The problem is homemade. Firstly, because they simply slept through progress in the areas of artificial intelligence (AI) and system software. They entered the electric car market in China too late and with the wrong vehicles. Second, because they paid too much attention to profits during the Corona crisis. German manufacturers took advantage of the shortage of semiconductors to drive up margins. The chips they had, they installed in high-priced models.

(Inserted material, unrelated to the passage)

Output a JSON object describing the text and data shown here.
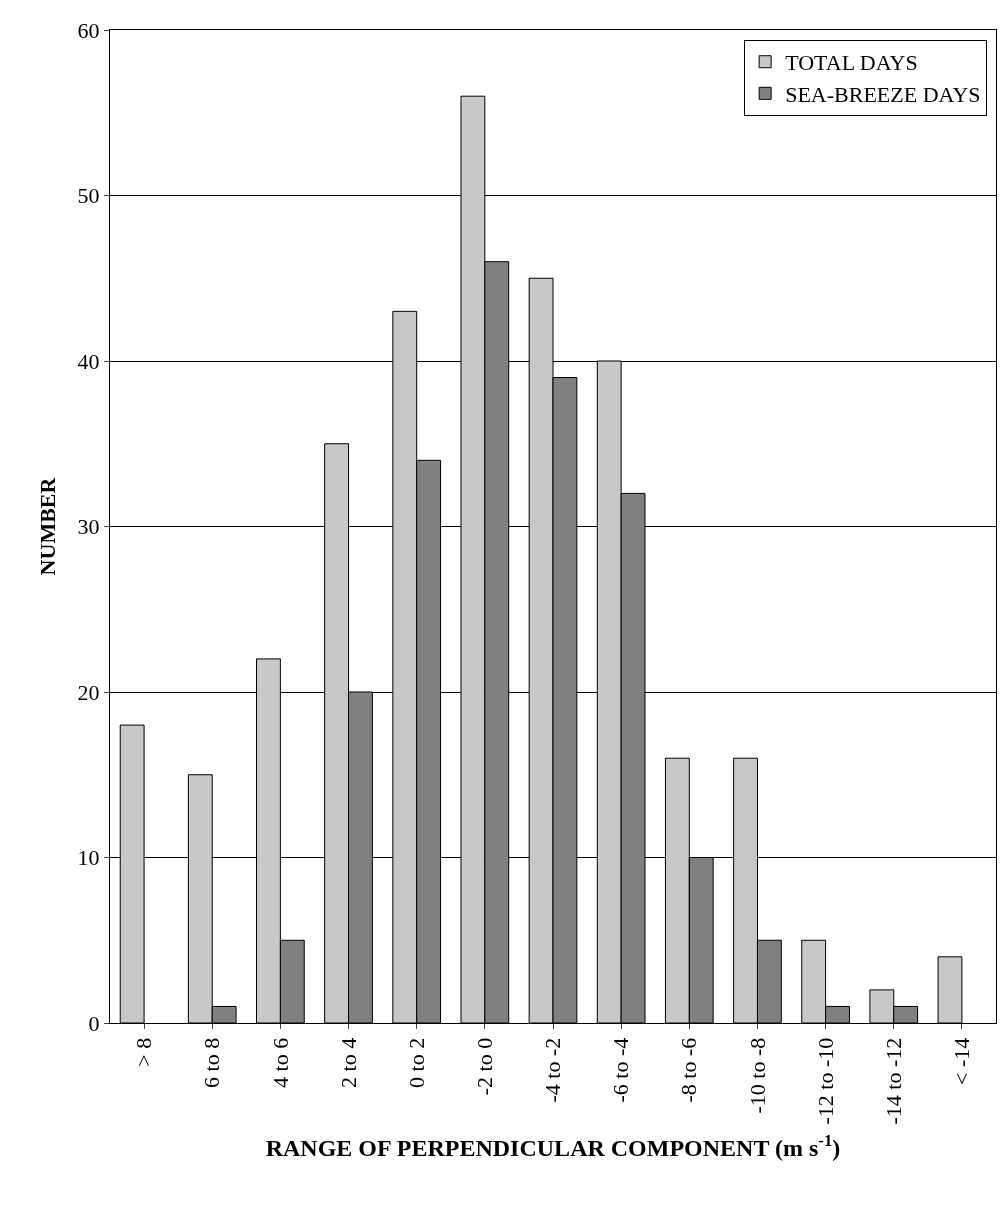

At the same time, Chinese electric brands have been pursuing a strategy designed to gain market share for years. While Volkswagen with 7.7, BMW with 12 and Mercedes with 12 percent Ebit margin in fiscal 2021 no longer fit through any door thanks to expensive internal combustion engines bursting with self-confidence, manufacturers from China sold fully equipped electric cars with mini margins. With just five percent margins, Geely is still among the most successful. The money is to be earned in the long term by monetizing the data, for example with entertainment offers, insurance and subscription systems for individual functions. The latter have met with a much more positive response in China than here.

Chinese manufacturers were thus able to exploit economies of scale much earlier. Even with e-cars that cost just 12,000 to 15,000  euros, they are now making a profit, calculates the consulting firm McKinsey. Something that seemed unthinkable three years ago.

German automakers are trying to catch up. For example, through joint ventures and shareholdings in the People's Republic. This applies not only to vehicle construction itself, but also along the value chain and through the expansion of research and development departments in China.

This should benefit the manufacturers' global sales. However, MERICS has doubts about the strategy. The market observers point out that the Chinese economy would benefit significantly more than the German economy. It is at least uncertain whether engineering jobs, suppliers and vehicle production (including global exports) in China can secure jobs in Germany.